Лето в подвале обрело новое качество — вязкость. Не от жары. От времени. Вернее, от его капризов.

Гоша, осознав свою силу влиять на вероятности, начал экспериментировать с самой тканью реальности. Его новым увлечением стало время. Не глобальное, нет. Локальное. Точечное.

Я наблюдал, как он сидит перед каплей конденсата, медленно сползающей по трубе. Он смотрел на неё, и капля… замирала. Не просто переставала двигаться. Она становилась стеклянной, теряя текучесть, превращаясь в идеальную сферу, в которой застывали отражения света. Потом он «отпускал» её, и она стекала вниз со скоростью падающего камня, разбиваясь о пол со звонким «плинк!».

Интересно, — доносилось до меня его «голос», теперь более структурированный, похожий на речь, но всё ещё состоящий из импульсов и образов. — Они чувствуют только одно время. Прямое. Как поток. Они не могут его… попробовать на вкус.

Он научился создавать в углу подвала маленькие «пузыри», где время текло чуть иначе. В одном — пылинки кружились в бешеном вальсе, проживая всю свою «пылинную» жизнь за минуту. В другом — паутина, которую я случайно задел, расползалась с такой ленивой медлительностью, что можно было разглядеть, как каждое волокно по отдельности отрывается и тянется к полу, как карамельная нить.

Однажды он ускорил время для кусочка хлеба, который я ему принёс. На наших глазах она покрылась благородной синевой плесени, расцвела пушистым лесом, а затем рассыпалась в прах. Весь цикл — за десять секунд. Гоша смотрел на это с эстетическим любопытством учёного. Я — с тихим ужасом голодного существа, только что потерявшего перекус.
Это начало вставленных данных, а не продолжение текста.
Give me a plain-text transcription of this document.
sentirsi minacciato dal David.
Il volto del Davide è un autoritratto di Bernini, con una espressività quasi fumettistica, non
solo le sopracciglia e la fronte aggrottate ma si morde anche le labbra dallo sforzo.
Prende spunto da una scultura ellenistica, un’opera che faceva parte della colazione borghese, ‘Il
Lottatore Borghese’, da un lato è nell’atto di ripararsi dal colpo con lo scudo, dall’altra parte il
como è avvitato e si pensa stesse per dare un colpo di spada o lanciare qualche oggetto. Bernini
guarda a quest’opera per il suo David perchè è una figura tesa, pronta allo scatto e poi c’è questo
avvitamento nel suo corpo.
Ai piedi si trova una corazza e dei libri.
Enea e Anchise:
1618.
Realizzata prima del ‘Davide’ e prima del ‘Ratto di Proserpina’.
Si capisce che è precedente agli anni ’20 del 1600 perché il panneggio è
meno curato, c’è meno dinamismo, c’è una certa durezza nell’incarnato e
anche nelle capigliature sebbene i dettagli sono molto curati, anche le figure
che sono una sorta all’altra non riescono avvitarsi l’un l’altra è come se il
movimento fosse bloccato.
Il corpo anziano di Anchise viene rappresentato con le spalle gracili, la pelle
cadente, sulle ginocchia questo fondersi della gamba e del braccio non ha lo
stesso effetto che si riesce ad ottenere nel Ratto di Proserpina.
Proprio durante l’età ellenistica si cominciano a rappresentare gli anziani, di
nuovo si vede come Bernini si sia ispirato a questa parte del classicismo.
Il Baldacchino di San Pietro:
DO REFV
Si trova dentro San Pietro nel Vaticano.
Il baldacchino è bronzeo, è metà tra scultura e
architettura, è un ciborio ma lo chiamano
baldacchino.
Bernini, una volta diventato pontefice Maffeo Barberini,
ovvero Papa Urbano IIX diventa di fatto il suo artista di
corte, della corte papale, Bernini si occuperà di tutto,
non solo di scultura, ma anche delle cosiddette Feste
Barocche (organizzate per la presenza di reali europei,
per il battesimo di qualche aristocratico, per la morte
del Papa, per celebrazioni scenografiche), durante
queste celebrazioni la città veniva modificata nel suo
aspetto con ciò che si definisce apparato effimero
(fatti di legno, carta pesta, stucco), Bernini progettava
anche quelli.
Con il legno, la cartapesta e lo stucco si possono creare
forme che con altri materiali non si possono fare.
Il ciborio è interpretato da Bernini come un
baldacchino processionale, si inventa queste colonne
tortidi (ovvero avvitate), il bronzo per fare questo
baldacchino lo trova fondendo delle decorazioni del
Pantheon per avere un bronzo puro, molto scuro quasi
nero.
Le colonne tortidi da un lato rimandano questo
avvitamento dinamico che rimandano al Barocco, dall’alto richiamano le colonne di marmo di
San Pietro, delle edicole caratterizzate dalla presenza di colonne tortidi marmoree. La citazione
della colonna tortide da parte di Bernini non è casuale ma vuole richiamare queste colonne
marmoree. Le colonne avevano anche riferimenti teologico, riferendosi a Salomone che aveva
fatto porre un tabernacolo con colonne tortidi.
Не беспокойся, — мысленно успокоил он меня. — Я могу и обратить. Почти.

Он не мог. Но пытался. И в этих попытках была странная, пугающая красота. Он становился не просто другом или «питомцем». Он становился демиургом в масштабе подвала. И в его взгляде, когда он смотрел на меня после этих опытов, всё чаще мелькало то самое снисхождение: мы были с ним из одного теста — теста «понимающих». А все остальные…

Часть вторая: ЗАБОР, СОЛНЦЕ И ПРОСТЫЕ ВЕЩИ

На фоне временны́х бурь в подвале мои отношения с Муриэллой казались островком незыблемого покоя. Мы сидели на нашем заборе, грелись, и время текло здесь с единственно правильной, кошачьей скоростью: достаточно медленно, чтобы успеть вылизать не торопясь лапу, и достаточно быстро, чтобы не надоесть.

— Твой синий друг опять колдует? — спросила она, прищурившись на окно подвала.
— Учится, — мысленно ответил я. — Пытается понять, как всё устроено. Иногда получается.
— А тебе не страшно? Что он поймёт слишком много? И перестанет быть… другом?
Я задумался. Страшно? Нет. Грустно — да.
— Страшно, когда друг перестаёт видеть в тебе друга, — сказал я. — А когда он просто видит тебя насквозь… Это просто неудобно. Как рентген. Но пока он ещё делится со мной своими открытиями. Значит, видит не только структуру моих молекул.
Муриэлла прислонилась ко мне боком.

— Глупый. Друзья и нужны, чтобы делиться открытиями. Даже если эти открытия — как заставить каплю остановиться. Главное, чтобы он не забыл поделиться и куском колбасы, когда научится её материализовывать из времени.
В её простой, земной мудрости было больше понимания сути вещей, чем во всех уравнениях Персикова. Я мурлыкнул в ответ. Наш мир — забор, солнце, она — был самым стабильным из всех возможных. И самым ценным.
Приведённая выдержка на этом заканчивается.